I stand outside of his house.
It stands on an otherwise empty, dirt covered lot just outside of Lafayette. Paint chipping off the trim, a broken step leading to the porch.
Every now and then the dirty blinds flicker and sway.
When I knock on the door, my knuckles leave marks in the dust.
I turn the doorknob. It’s rusted and sticks, but apparently he’s had the door unlocked for years now.
He’s sitting on a chair in dirty, wrinkled clothes – a perfect match for his house. Clutching an old, stained blanket and a dress with holes.
She used to only be able to sleep in my arms…she was plain looking…but she was mine.
On the floor surrounding him are photographs, toys, old make up and tarnished jewelry.
Candles melted down into puddles on the floor.
He’s silent. But he’s here, somewhere. Awake. I always took the best care of him.
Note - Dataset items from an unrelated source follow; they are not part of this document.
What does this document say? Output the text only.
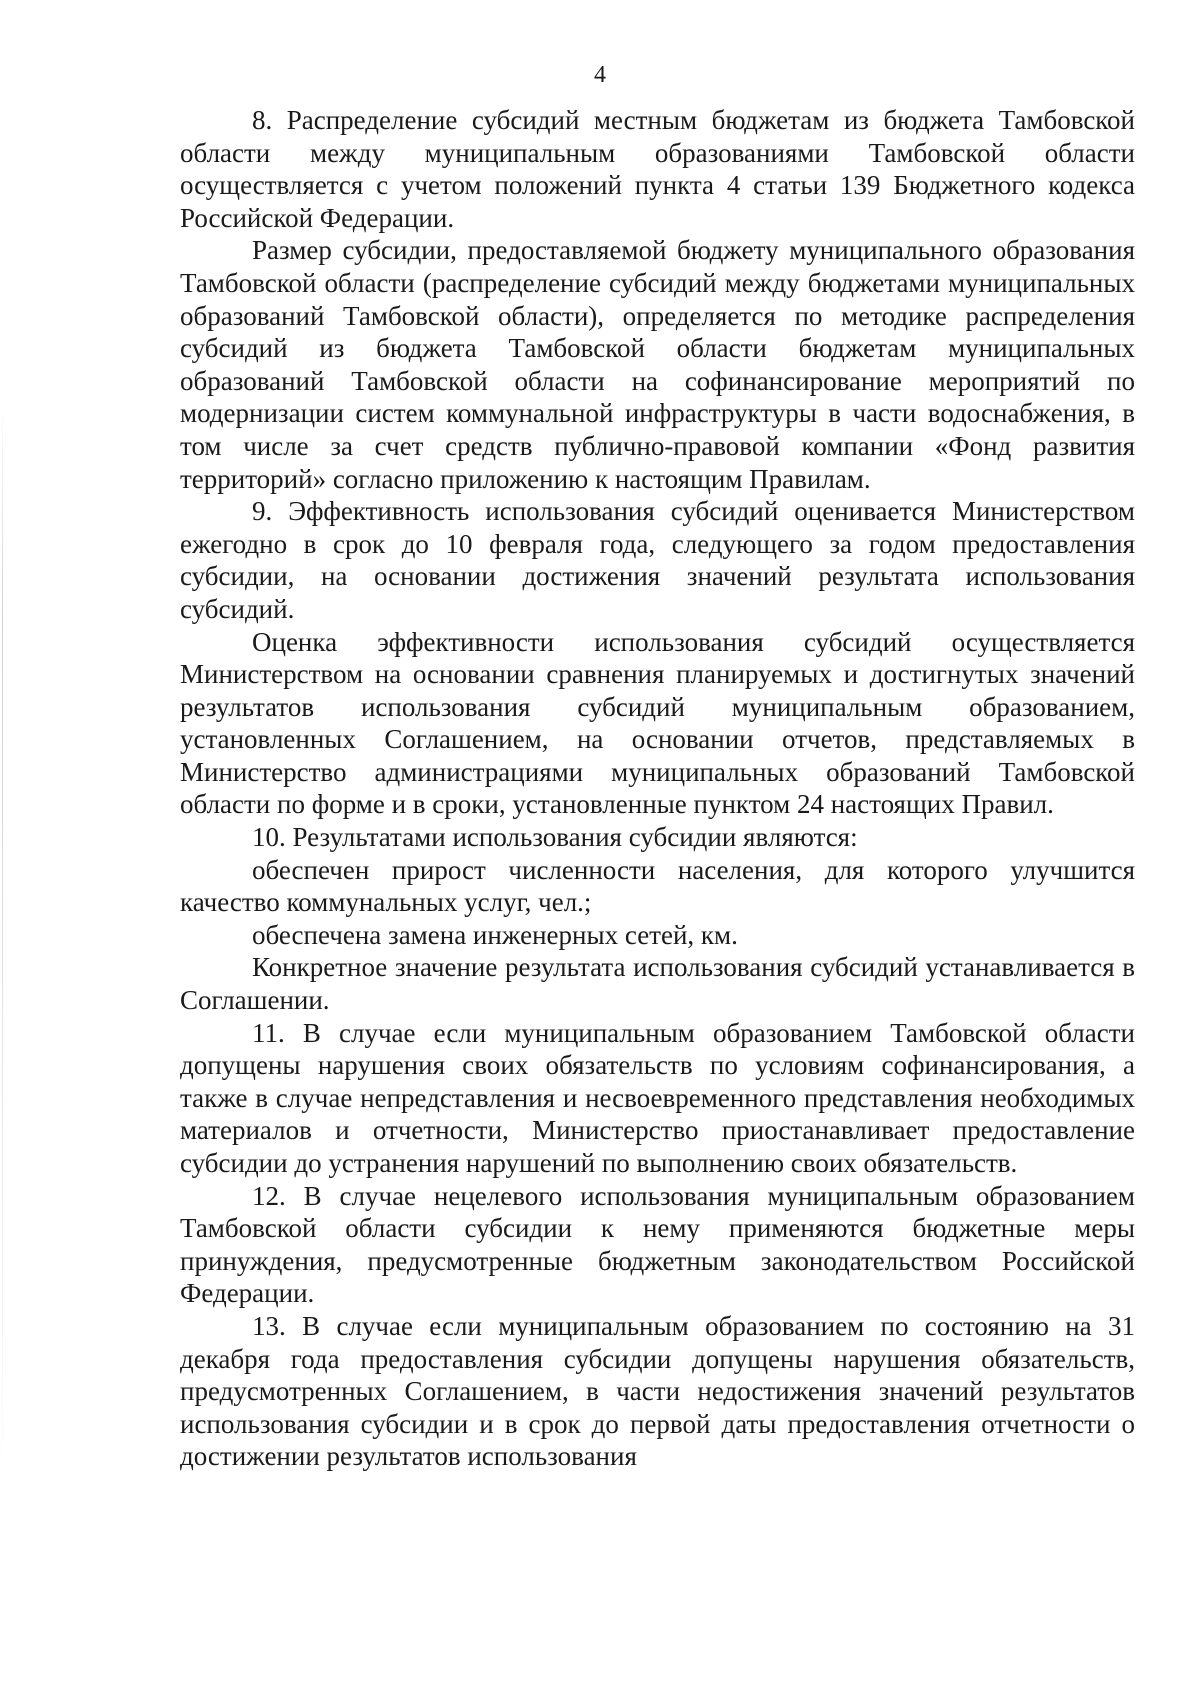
4

8. Распределение субсидий местным бюджетам из бюджета Тамбовской области между муниципальным образованиями Тамбовской области осуществляется с учетом положений пункта 4 статьи 139 Бюджетного кодекса Российской Федерации.

Размер субсидии, предоставляемой бюджету муниципального образования Тамбовской области (распределение субсидий между бюджетами муниципальных образований Тамбовской области), определяется по методике распределения субсидий из бюджета Тамбовской области бюджетам муниципальных образований Тамбовской области на софинансирование мероприятий по модернизации систем коммунальной инфраструктуры в части водоснабжения, в том числе за счет средств публично-правовой компании «Фонд развития территорий» согласно приложению к настоящим Правилам.

9. Эффективность использования субсидий оценивается Министерством ежегодно в срок до 10 февраля года, следующего за годом предоставления субсидии, на основании достижения значений результата использования субсидий.

Оценка эффективности использования субсидий осуществляется Министерством на основании сравнения планируемых и достигнутых значений результатов использования субсидий муниципальным образованием, установленных Соглашением, на основании отчетов, представляемых в Министерство администрациями муниципальных образований Тамбовской области по форме и в сроки, установленные пунктом 24 настоящих Правил.

10. Результатами использования субсидии являются:

обеспечен прирост численности населения, для которого улучшится качество коммунальных услуг, чел.;

обеспечена замена инженерных сетей, км.

Конкретное значение результата использования субсидий устанавливается в Соглашении.

11. В случае если муниципальным образованием Тамбовской области допущены нарушения своих обязательств по условиям софинансирования, а также в случае непредставления и несвоевременного представления необходимых материалов и отчетности, Министерство приостанавливает предоставление субсидии до устранения нарушений по выполнению своих обязательств.

12. В случае нецелевого использования муниципальным образованием Тамбовской области субсидии к нему применяются бюджетные меры принуждения, предусмотренные бюджетным законодательством Российской Федерации.

13. В случае если муниципальным образованием по состоянию на 31 декабря года предоставления субсидии допущены нарушения обязательств, предусмотренных Соглашением, в части недостижения значений результатов использования субсидии и в срок до первой даты предоставления отчетности о достижении результатов использования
As best as I could.
I taught him manners.
How to stick up for himself.
How to fight clean, if he ever had to fight.
He looks down at the blanket, uses it to wipe his tears.
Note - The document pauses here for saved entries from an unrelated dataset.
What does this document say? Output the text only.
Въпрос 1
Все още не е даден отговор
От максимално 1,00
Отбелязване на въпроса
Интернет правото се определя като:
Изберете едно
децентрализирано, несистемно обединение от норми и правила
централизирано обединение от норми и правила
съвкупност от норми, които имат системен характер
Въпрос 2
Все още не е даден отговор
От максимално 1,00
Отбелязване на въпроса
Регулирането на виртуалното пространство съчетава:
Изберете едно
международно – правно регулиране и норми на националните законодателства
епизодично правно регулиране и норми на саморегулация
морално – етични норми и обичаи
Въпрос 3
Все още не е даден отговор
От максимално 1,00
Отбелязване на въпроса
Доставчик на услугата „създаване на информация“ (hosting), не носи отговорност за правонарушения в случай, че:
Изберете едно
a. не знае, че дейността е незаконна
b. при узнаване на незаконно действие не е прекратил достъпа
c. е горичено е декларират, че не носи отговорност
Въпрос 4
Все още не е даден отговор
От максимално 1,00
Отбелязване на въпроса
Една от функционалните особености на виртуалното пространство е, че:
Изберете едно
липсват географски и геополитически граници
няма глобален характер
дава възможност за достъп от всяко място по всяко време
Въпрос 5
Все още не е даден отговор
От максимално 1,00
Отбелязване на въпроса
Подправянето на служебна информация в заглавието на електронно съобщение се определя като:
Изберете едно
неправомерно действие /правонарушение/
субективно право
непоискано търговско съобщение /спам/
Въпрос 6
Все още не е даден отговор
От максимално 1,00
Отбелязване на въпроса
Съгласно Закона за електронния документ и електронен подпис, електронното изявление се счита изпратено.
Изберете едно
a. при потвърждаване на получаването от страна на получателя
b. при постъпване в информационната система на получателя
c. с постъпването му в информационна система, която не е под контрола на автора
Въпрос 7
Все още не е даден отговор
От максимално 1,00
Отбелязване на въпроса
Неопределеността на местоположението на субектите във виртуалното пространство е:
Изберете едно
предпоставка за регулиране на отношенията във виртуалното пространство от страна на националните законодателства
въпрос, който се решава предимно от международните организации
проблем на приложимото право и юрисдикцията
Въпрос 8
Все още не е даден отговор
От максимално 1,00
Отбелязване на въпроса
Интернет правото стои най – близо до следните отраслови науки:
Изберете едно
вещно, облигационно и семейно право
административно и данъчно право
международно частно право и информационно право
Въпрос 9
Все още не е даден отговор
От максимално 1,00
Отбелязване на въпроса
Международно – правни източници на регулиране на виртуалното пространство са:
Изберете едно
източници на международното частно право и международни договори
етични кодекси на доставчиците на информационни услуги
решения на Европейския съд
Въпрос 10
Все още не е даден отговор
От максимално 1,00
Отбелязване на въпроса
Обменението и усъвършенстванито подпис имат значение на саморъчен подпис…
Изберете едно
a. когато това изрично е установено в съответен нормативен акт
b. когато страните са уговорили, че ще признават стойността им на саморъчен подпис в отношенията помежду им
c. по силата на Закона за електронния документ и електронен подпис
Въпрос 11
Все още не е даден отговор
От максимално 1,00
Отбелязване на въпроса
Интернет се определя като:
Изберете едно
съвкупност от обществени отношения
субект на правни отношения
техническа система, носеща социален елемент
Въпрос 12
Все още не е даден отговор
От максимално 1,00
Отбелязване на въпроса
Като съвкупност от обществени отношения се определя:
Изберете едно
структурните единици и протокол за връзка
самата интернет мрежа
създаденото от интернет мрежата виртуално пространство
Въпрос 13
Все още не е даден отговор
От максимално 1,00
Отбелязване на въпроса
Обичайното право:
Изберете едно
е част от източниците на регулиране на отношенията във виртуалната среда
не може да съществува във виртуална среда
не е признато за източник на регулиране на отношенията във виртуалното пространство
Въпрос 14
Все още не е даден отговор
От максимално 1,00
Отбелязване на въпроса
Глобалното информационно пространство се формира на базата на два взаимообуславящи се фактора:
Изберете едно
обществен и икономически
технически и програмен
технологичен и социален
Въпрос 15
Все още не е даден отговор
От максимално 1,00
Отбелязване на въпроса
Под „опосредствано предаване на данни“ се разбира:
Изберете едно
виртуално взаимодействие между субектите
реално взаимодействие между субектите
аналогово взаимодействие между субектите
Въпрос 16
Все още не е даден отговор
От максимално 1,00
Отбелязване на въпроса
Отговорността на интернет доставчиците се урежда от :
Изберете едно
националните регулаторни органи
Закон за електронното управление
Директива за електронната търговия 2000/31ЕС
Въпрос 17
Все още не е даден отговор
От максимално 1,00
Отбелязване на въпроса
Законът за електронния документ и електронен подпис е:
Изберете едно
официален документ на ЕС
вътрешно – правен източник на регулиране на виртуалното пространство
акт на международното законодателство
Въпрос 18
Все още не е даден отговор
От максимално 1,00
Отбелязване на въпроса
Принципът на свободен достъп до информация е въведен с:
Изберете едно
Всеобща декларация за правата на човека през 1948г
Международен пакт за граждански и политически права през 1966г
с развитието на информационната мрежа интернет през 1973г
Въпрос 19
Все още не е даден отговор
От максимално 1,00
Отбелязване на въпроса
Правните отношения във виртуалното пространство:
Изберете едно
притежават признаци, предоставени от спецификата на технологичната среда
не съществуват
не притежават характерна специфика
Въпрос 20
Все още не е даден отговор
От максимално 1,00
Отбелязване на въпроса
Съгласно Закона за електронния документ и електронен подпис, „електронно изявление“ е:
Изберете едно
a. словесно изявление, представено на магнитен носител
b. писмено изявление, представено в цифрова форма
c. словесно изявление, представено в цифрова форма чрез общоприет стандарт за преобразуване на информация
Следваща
I just don’t know if I can be forgiven…I don’t know if I’m strong enough.
A strong wind constantly blows against the house, which is strange, when I was outside everything was perfectly still.
His neighbours told me about the death of his family. The way they spoke about it, all of them, made it sound mysterious and suspicious.
The local kids have been warned to stay away from the house.
I don’t know what I expected when I entered the house.
Evil, probably sums it up best.
A man, clutching onto memories, waiting to die so he’ll no longer be alone.
The wind seems to call out a name, the man responds in pleas and prayers.
Surrounded by memories of his loved ones, the weight of sin and guilt crushing his brow and back.
I try and try…but always fail.
Is it wrong to love a family of ghosts?
He looks out the window, rubbing the dress’ fabric between two of his fingers.
I will wait and wait and wait…
…for that hand to sweep me up.
He’s stopped responding to me. He’s just staring our the window.
The wind blows harder, causing the house to tremble and the windows shake.
I leave him in his circle of guilt, holding on to all that he has left of his love.
Outside, the sun is shining and all is still.